I think I need to start treating my healthy lifestyle like a relationship. I never have and never will cheat on my husband, so why do I keep cheating on my diet? Remember how I swore I wouldn't have a little fling with smothered burritos? Well, I've stuck to that promise, but resorted to a one-night-stand with a large bowl of queso (cheese and salsa) dip and chips. It was a tough day at work, I only had a small lunch and was still hungry, and queso has always been my comfort food, my de-stresser. So, I went out to a local Mexican restaurant and got the large chips and queso to-go. I ate the full amount back at my desk, enjoying every cheesey bite. And then that full feeling set in. Like when you realize you ate a whole gallon of ice cream while watching a movie - that feeling. It was towards the end of my day as well, so I knew that within a few hours I would be working out. Great, how will I be able to work out without puking feeling like a hippo?
My Casanova
I came home, and my husband greeted me with a glass of fresh pineapple, orange, coconut and apple juice from our juicer and a hard boiled egg for our snack before going to the gym. I broke out in tears. (Ladies, you understand how a random act of kindness can provoke tears! Gentlemen, you know women are crazy, so don't judge!) I told him what I ate and how bad my stomach hurts and how I just want to curl up in a ball and wallow in my misery. We sat down and had a long talk about sticking to our plan, creating habits, and admitting that mistakes happen. I didn't want to go work out - BUT I knew that if I didn't go, subconsciously I would know that in the future, if I eat something bad, then I had an excuse to skip the gym. That would just equal more 'mistakes' in the future!
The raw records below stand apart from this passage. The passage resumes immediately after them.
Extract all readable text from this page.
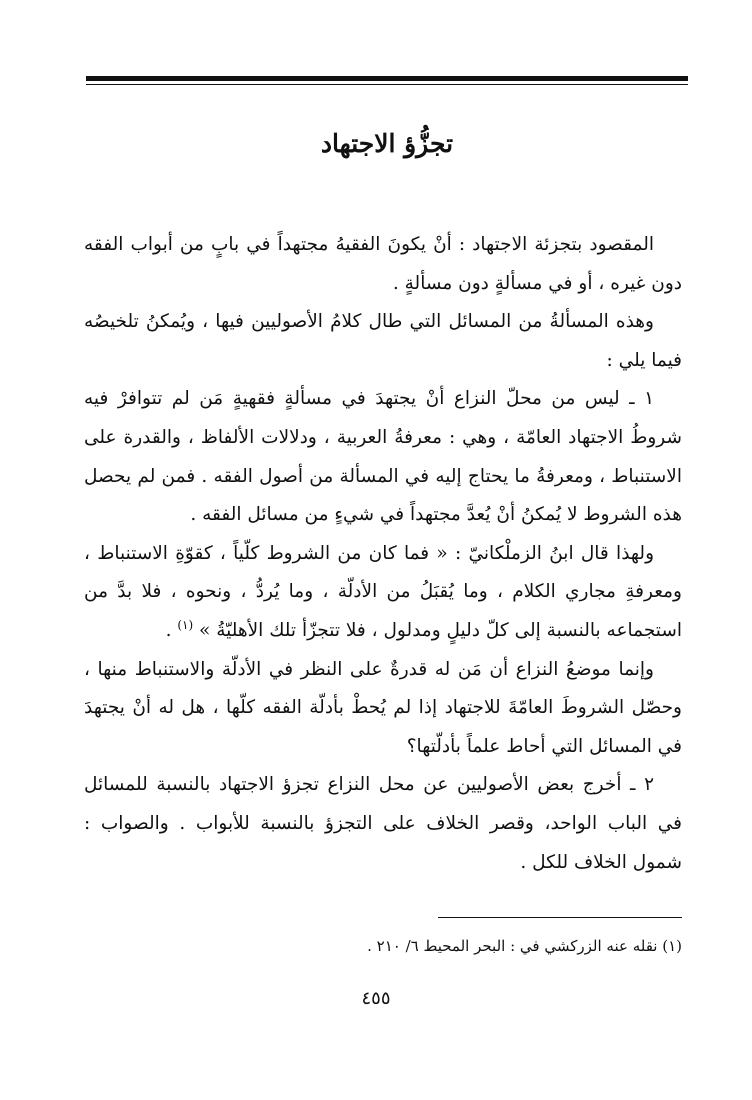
تجزُّؤ الاجتهاد

المقصود بتجزئة الاجتهاد : أنْ يكونَ الفقيهُ مجتهداً في بابٍ من أبواب الفقه دون غيره ، أو في مسألةٍ دون مسألةٍ .

وهذه المسألةُ من المسائل التي طال كلامُ الأصوليين فيها ، ويُمكنُ تلخيصُه فيما يلي :

١ ـ ليس من محلّ النزاع أنْ يجتهدَ في مسألةٍ فقهيةٍ مَن لم تتوافرْ فيه شروطُ الاجتهاد العامّة ، وهي : معرفةُ العربية ، ودلالات الألفاظ ، والقدرة على الاستنباط ، ومعرفةُ ما يحتاج إليه في المسألة من أصول الفقه . فمن لم يحصل هذه الشروط لا يُمكنُ أنْ يُعدَّ مجتهداً في شيءٍ من مسائل الفقه .

ولهذا قال ابنُ الزملْكانيّ : « فما كان من الشروط كلّياً ، كقوّةِ الاستنباط ، ومعرفةِ مجاري الكلام ، وما يُقبَلُ من الأدلّة ، وما يُردُّ ، ونحوه ، فلا بدَّ من استجماعه بالنسبة إلى كلّ دليلٍ ومدلول ، فلا تتجزّأ تلك الأهليّةُ » $^{(١)}$ .

وإنما موضعُ النزاع أن مَن له قدرةٌ على النظر في الأدلّة والاستنباط منها ، وحصّل الشروطَ العامّةَ للاجتهاد إذا لم يُحطْ بأدلّة الفقه كلّها ، هل له أنْ يجتهدَ في المسائل التي أحاط علماً بأدلّتها؟

٢ ـ أخرج بعض الأصوليين عن محل النزاع تجزؤ الاجتهاد بالنسبة للمسائل في الباب الواحد، وقصر الخلاف على التجزؤ بالنسبة للأبواب . والصواب : شمول الخلاف للكل .

(١) نقله عنه الزركشي في : البحر المحيط ٦/ ٢١٠ .
٤٥٥
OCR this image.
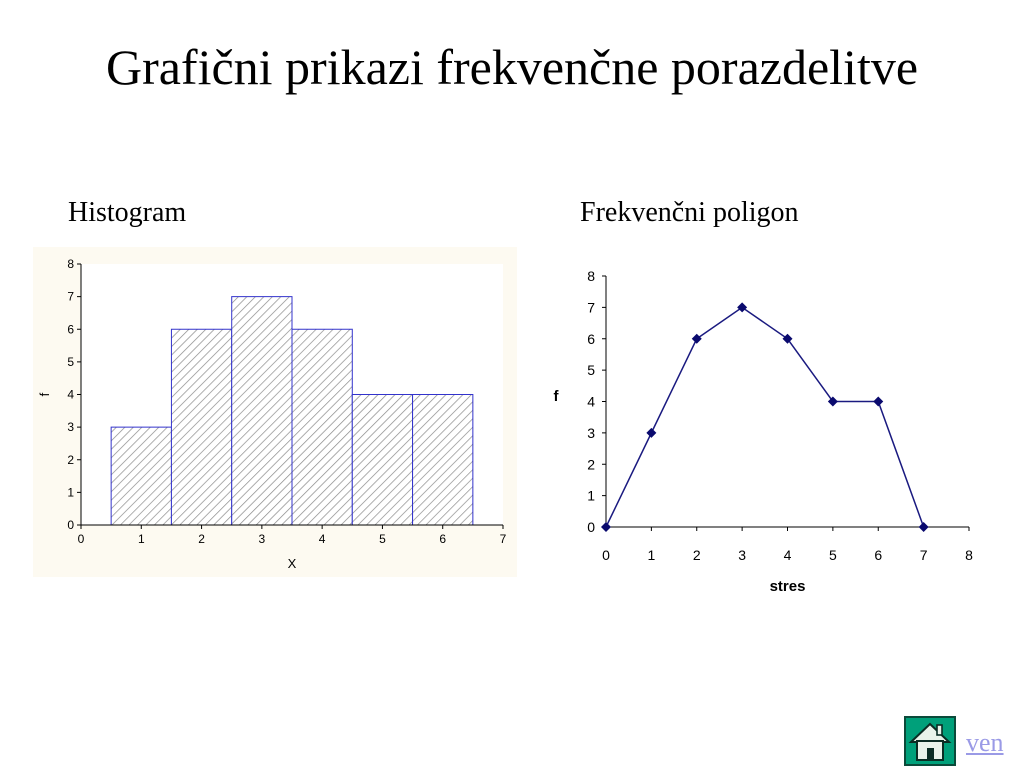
Grafični prikazi frekvenčne porazdelitve
Histogram	Frekvenčni poligon
0
1
2
3
4
5
6
7
8
0	1	2	3	4	5	6	7
X
f
0
1
2
3
4
5
6
7
8
0	1	2	3	4	5	6	7	8
stres
f
ven
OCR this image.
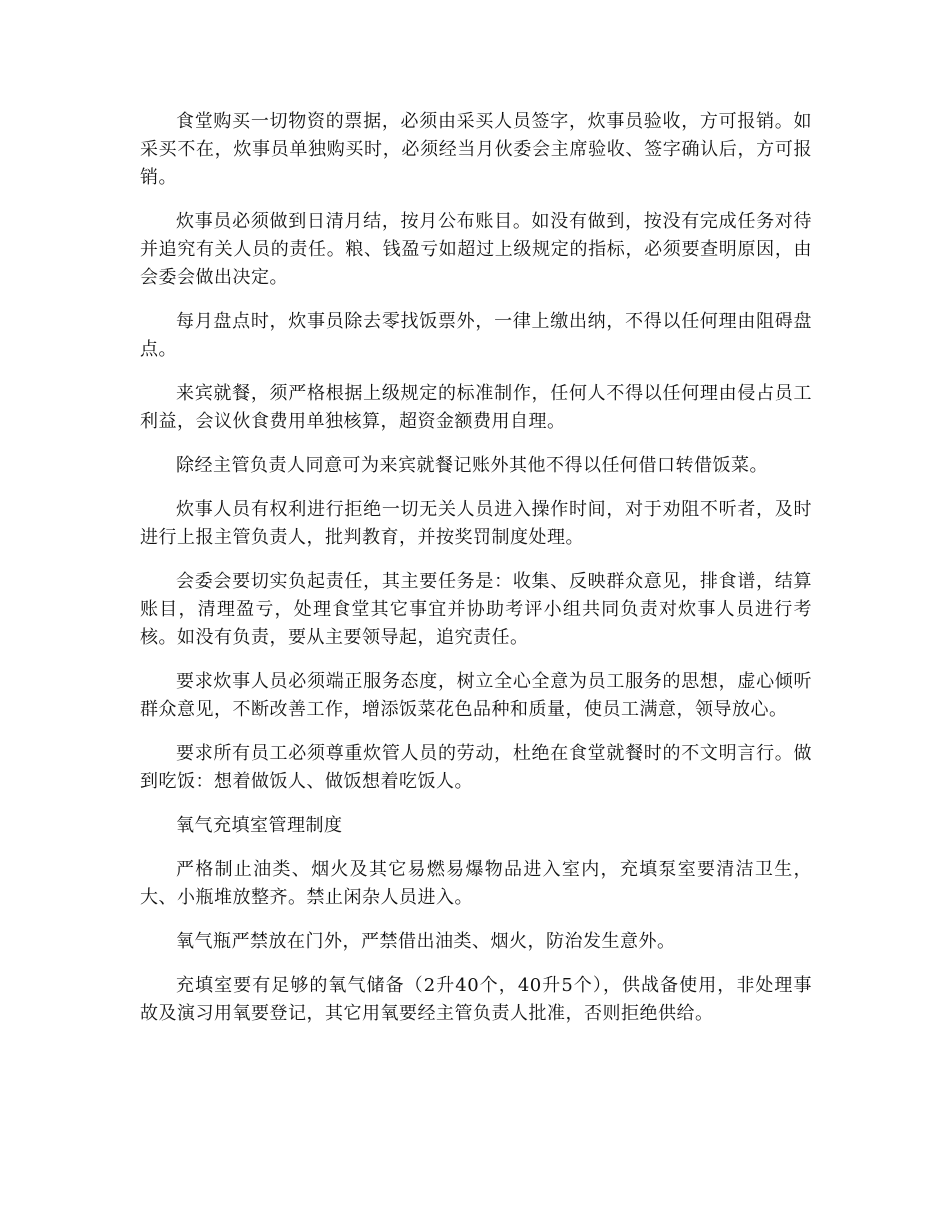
食堂购买一切物资的票据，必须由采买人员签字，炊事员验收，方可报销。如采买不在，炊事员单独购买时，必须经当月伙委会主席验收、签字确认后，方可报销。

炊事员必须做到日清月结，按月公布账目。如没有做到，按没有完成任务对待并追究有关人员的责任。粮、钱盈亏如超过上级规定的指标，必须要查明原因，由会委会做出决定。

每月盘点时，炊事员除去零找饭票外，一律上缴出纳，不得以任何理由阻碍盘点。

来宾就餐，须严格根据上级规定的标准制作，任何人不得以任何理由侵占员工利益，会议伙食费用单独核算，超资金额费用自理。

除经主管负责人同意可为来宾就餐记账外其他不得以任何借口转借饭菜。

炊事人员有权利进行拒绝一切无关人员进入操作时间，对于劝阻不听者，及时进行上报主管负责人，批判教育，并按奖罚制度处理。

会委会要切实负起责任，其主要任务是：收集、反映群众意见，排食谱，结算账目，清理盈亏，处理食堂其它事宜并协助考评小组共同负责对炊事人员进行考核。如没有负责，要从主要领导起，追究责任。

要求炊事人员必须端正服务态度，树立全心全意为员工服务的思想，虚心倾听群众意见，不断改善工作，增添饭菜花色品种和质量，使员工满意，领导放心。

要求所有员工必须尊重炊管人员的劳动，杜绝在食堂就餐时的不文明言行。做到吃饭：想着做饭人、做饭想着吃饭人。

氧气充填室管理制度

严格制止油类、烟火及其它易燃易爆物品进入室内，充填泵室要清洁卫生，大、小瓶堆放整齐。禁止闲杂人员进入。

氧气瓶严禁放在门外，严禁借出油类、烟火，防治发生意外。

充填室要有足够的氧气储备（2升40个，40升5个），供战备使用，非处理事故及演习用氧要登记，其它用氧要经主管负责人批准，否则拒绝供给。
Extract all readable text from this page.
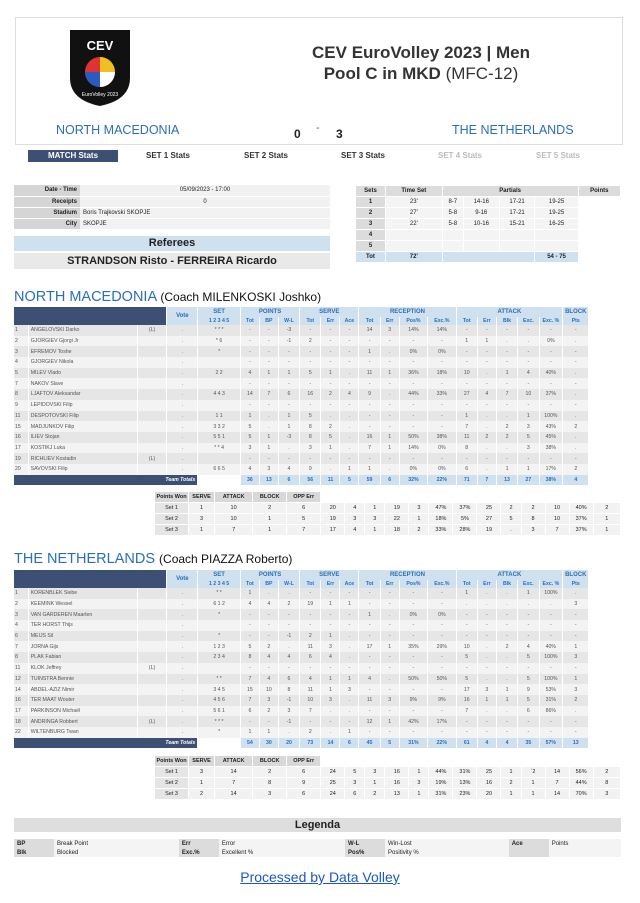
CEV
EuroVolley 2023
CEV EuroVolley 2023 | Men
Pool C in MKD (MFC-12)
NORTH MACEDONIA	0 - 3	THE NETHERLANDS
MATCH Stats	SET 1 Stats	SET 2 Stats	SET 3 Stats	SET 4 Stats	SET 5 Stats
Date - Time	05/09/2023 - 17:00
Receipts	0
Stadium	Boris Trajkovski SKOPJE
City	SKOPJE
Referees
STRANDSON Risto - FERREIRA Ricardo
Sets	Time Set	Partials				Points
1	23'	8-7	14-16	17-21	19-25	
2	27'	5-8	9-16	17-21	19-25	
3	22'	5-8	10-16	15-21	16-25	
4						
5						
Tot	72'				54 - 75	
NORTH MACEDONIA (Coach MILENKOSKI Joshko)
			Vote	SET	POINTS			SERVE			RECEPTION				ATTACK					BLOCK
				1 2 3 4 5	Tot	BP	W-L	Tot	Err	Ace	Tot	Err	Pos%	Exc.%	Tot	Err	Blk	Exc.	Exc. %	Pts
1	ANGELOVSKI Darko	(L)	.	* * *	-	-	-3	-	-	-	14	3	14%	14%	-	-	-	-	-	-
2	GJORGIEV Gjorgi Jr		.	* 6	-	-	-1	2	-	-	-	-	-	-	1	1	.	.	0%	.
3	EFREMOV Toshe		.	*	-	-	-	-	-	-	1	.	0%	0%	-	-	-	-	-	-
4	GJORGIEV Nikola		.		-	-	-	-	-	-	-	-	-	-	-	-	-	-	-	-
5	MILEV Vlado		.	2 2	4	1	1	5	1	.	11	1	36%	18%	10	.	1	4	40%	.
7	NAKOV Slave		.		-	-	-	-	-	-	-	-	-	-	-	-	-	-	-	-
8	LJAFTOV Aleksandar		.	4 4 3	14	7	6	16	2	4	9	.	44%	33%	27	4	7	10	37%	.
9	LEPIDOVSKI Filip		.		-	-	-	-	-	-	-	-	-	-	-	-	-	-	-	-
11	DESPOTOVSKI Filip		.	1 1	1	.	1	5	.	.	-	-	-	-	1	.	.	1	100%	.
15	MADJUNKOV Filip		.	3 3 2	5	.	1	8	2	.	-	-	-	-	7	.	2	3	43%	2
16	ILIEV Stojan		.	5 5 1	5	1	-3	8	5	.	16	1	50%	38%	11	2	2	5	45%	.
17	KOSTIKJ Luka		.	* * 4	3	1	.	3	1	.	7	1	14%	0%	8	.	.	3	38%	.
19	RICHLIEV Kostadin	(L)	.		-	-	-	-	-	-	-	-	-	-	-	-	-	-	-	-
20	SAVOVSKI Filip		.	6 6 5	4	3	4	9	.	1	1	.	0%	0%	6	.	1	1	17%	2
Team Totals					36	13	6	56	11	5	59	6	32%	22%	71	7	13	27	38%	4
Points Won	SERVE	ATTACK	BLOCK	OPP Err													
Set 1	1	10	2	6	20	4	1	19	3	47%	37%	25	2	2	10	40%	2
Set 2	3	10	1	5	19	3	3	22	1	18%	5%	27	5	8	10	37%	1
Set 3	1	7	1	7	17	4	1	18	2	33%	28%	19	.	3	7	37%	1
THE NETHERLANDS (Coach PIAZZA Roberto)
			Vote	SET	POINTS			SERVE			RECEPTION				ATTACK					BLOCK
				1 2 3 4 5	Tot	BP	W-L	Tot	Err	Ace	Tot	Err	Pos%	Exc.%	Tot	Err	Blk	Exc.	Exc. %	Pts
1	KORENBLEK Siebe		.	* *	1	.	.	-	-	-	-	-	-	-	1	.	.	1	100%	.
2	KEEMINK Wessel		.	6 1 2	4	4	2	19	1	1	-	-	-	-	.	.	.	.	.	3
3	VAN GARDEREN Maarten		.	*	-	-	-	-	-	-	1	.	0%	0%	-	-	-	-	-	-
4	TER HORST Thijs		.		-	-	-	-	-	-	-	-	-	-	-	-	-	-	-	-
6	MEIJS Sil		.	*	-	-	-1	2	1	.	-	-	-	-	-	-	-	-	-	-
7	JORNA Gijs		.	1 2 3	5	2	.	11	3	.	17	1	35%	29%	10	.	2	4	40%	1
8	PLAK Fabian		.	2 3 4	8	4	4	6	4	.	-	-	-	-	5	.	.	5	100%	3
11	KLOK Jeffrey	(L)	.		-	-	-	-	-	-	-	-	-	-	-	-	-	-	-	-
12	TUINSTRA Bennie		.	* *	7	4	6	4	1	1	4	.	50%	50%	5	.	.	5	100%	1
14	ABDEL-AZIZ Nimir		.	3 4 5	15	10	8	11	1	3	-	-	-	-	17	3	1	9	53%	3
16	TER MAAT Wouter		.	4 5 6	7	3	-1	10	3	.	11	3	9%	9%	16	1	1	5	31%	2
17	PARKINSON Michaël		.	5 6 1	6	2	3	7	.	.	-	-	-	-	7	.	.	6	86%	.
18	ANDRINGA Robbert	(L)	.	* * *	-	-	-1	-	-	-	12	1	42%	17%	-	-	-	-	-	-
22	WILTENBURG Twan		.	*	1	1	.	2	.	1	-	-	-	-	-	-	-	-	-	-
Team Totals					54	30	20	73	14	6	45	5	31%	22%	61	4	4	35	57%	13
Points Won	SERVE	ATTACK	BLOCK	OPP Err													
Set 1	3	14	2	6	24	5	3	16	1	44%	31%	25	1	`2	14	56%	2
Set 2	1	7	8	9	25	3	1	16	3	19%	13%	16	2	1	7	44%	8
Set 3	2	14	3	6	24	6	2	13	1	31%	23%	20	1	1	14	70%	3
Legenda
BP	Break Point	Err	Error	W-L	Win-Lost	Ace	Points
Blk	Blocked	Exc.%	Excellent %	Pos%	Positivity %		
Processed by Data Volley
So, after taking some medicine, I drank my juice and went to the gym....and worked my ass off!
I went up another level on the elliptical and kept my speed above 7 (usually I struggle to keep it above 5). I did an extra set of reps on each weight machine (I usually do 3 sets of 5-10, depending on the weight). AND I went back to the elliptical two extra times! I was dripping sweat by the end, but my stomach ache was gone and I felt pretty proud of myself that I didn't let my mistake get in the way of being healthy!
It's tough to change your cravings and habits. I'm always craving cheese, and I still don't think I'm at the point that I could turn down a greasy slab of pizza if it was offered. But I'm getting there - one push up at a time!
Oh - and Happy Valentines Day my Bloggin' Buddies!
There'd better be a giftcard to Qdoba in that box mister!
(photo courtesy of Markuso)
Way to not compound one mistake (quart of queso) with another (skipping the workout). My failings usually happen the other way around: I skip a workout and then feel bad about myself, so I eat to compensate. Grrrrrr. Anyway, way to put a good end to a bad start!